EmitenNews.com - Kapasitas kilang Indonesia berada di titik stagnan, sementara dunia terus menambah fasilitas pengolahan minyak. Hal ini juga sempat menjadi perbincangan media setelah Menteri Keuangan RI terbaru, Purbaya Yudhi Sadewa yang bahkan, menyebut bahwa Pertamina ini malas untuk membangun kilang.

Dalam gelaran diskursus “Kilang Pertamina Untuk Indonesia” yang diagendakan oleh Energy & Mining Editor Society (E2S) menghadirkan PTH Direktur Perencanaan & Pengembangan Bisnis serta Direktur Manajemen Risiko PT Kilang Pertamina Internasional (KPI), Prayitno, bersama Pengamat Energi yang juga menjabat Direktur Eksekutif Reforminer Institute, Komaidi Notonegoro di Hotel Borobudur, Jakarta pada Rabu (19/11).

Prayitno, Bos Kilang Pertamina itu memaparkan bahwa, “Total kapasitas kilang Pertamina saat ini baru mencapai 1.050.000 dan sekarang sedang ditingkatkan menjadi 1.150.000 barrel per hari.” 

Ia juga menguraikan bahwa sebagian fasilitas sudah berusia tua. “Kilang ini kan usianya sudah relatif tidak muda lagi.”

Pengamat Energi, Komaidi menilai kondisi stagnasi kapasitas tersebut berbanding terbalik dengan dinamika global. 

Komaidi menjelaskan, “Kalau kita lihat, dengan adanya transisi energi itu seolah-olah industri kilang ini akan berakhir atau selesai. Tapi kalau lihat fakta dan data, di internasional, itu justru kapasitas kilang nambah.” 

Ia mencontohkan kilang di India yang mencapai 1,24 juta barel per hari dan juga tak lupa pula menyebut taipan Prajogo Pangestu melalui emitennya yang gencar mengakuisisi kilang-kilang baru di luar negeri seperti Singapura.

Di sisi domestik, ketergantungan Indonesia terhadap BBM membuat peran kilang tetap krusial. Komaidi menegaskan bahwa sektor transportasi nasional masih didominasi bahan bakar fosil. 
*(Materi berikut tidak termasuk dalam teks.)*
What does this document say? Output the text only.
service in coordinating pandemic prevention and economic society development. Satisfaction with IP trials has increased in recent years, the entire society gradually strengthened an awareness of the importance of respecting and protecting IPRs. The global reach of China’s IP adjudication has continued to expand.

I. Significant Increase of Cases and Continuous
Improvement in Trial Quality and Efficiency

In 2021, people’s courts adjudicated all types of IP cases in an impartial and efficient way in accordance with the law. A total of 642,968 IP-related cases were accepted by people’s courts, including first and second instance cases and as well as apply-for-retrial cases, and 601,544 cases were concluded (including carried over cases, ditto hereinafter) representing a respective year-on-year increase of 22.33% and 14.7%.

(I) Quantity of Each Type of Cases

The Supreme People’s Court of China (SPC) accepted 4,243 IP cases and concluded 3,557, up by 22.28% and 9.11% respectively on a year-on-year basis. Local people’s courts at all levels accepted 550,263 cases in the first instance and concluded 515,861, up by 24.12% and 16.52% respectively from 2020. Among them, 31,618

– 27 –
Ia menyebut, “Sektor transportasi kita 99,86 persen itu masih pakai BBM,” sehingga industri kilang berpengaruh langsung terhadap kestabilan ekonomi dan mobilitas masyarakat.

Regulasi harga BBM yang sepenuhnya mengandalkan subsidi disebut turut membebani arus kas Pertamina. Komaidi menyoroti bahwa harga jual produk seperti Pertalite dan Pertamax masih dibatasi, sehingga tak sebanding dengan biaya produksi. 

Menurutnya, kondisi ini berdampak panjang pada keberlanjutan investasi kilang. “Ini yang menjelaskan kenapa kapasitas kilang kita mungkin dalam 5–10 tahun terakhir bisa dikatakan relatif tidak progresif,” ungkap Komaidi.

Prayitno dalam paparannya berlanjut mengungkapkan fokus pengembangan yang sedang berjalan, termasuk peningkatan kapasitas Kilang Balikpapan dari “260.000 barrel menjadi 360.000 barrel” serta pengembangan petrokimia untuk mendukung hilirisasi. 

Namun, ia mengakui kebutuhan investasi besar pada proyek baru dan peningkatan kompleksitas kilang (NCI) masih menjadi tantangan berat.

Di tengah stagnasi kapasitas nasional, kebutuhan BBM terus meningkat, sementara impor belum sepenuhnya bisa ditekan. Kondisi ini diungkap Komaidi menempatkan ketahanan energi sebagai isu strategis yang perlu disikapi serius, terutama ketika dunia justru memperluas kapasitas kilang di era transisi energi.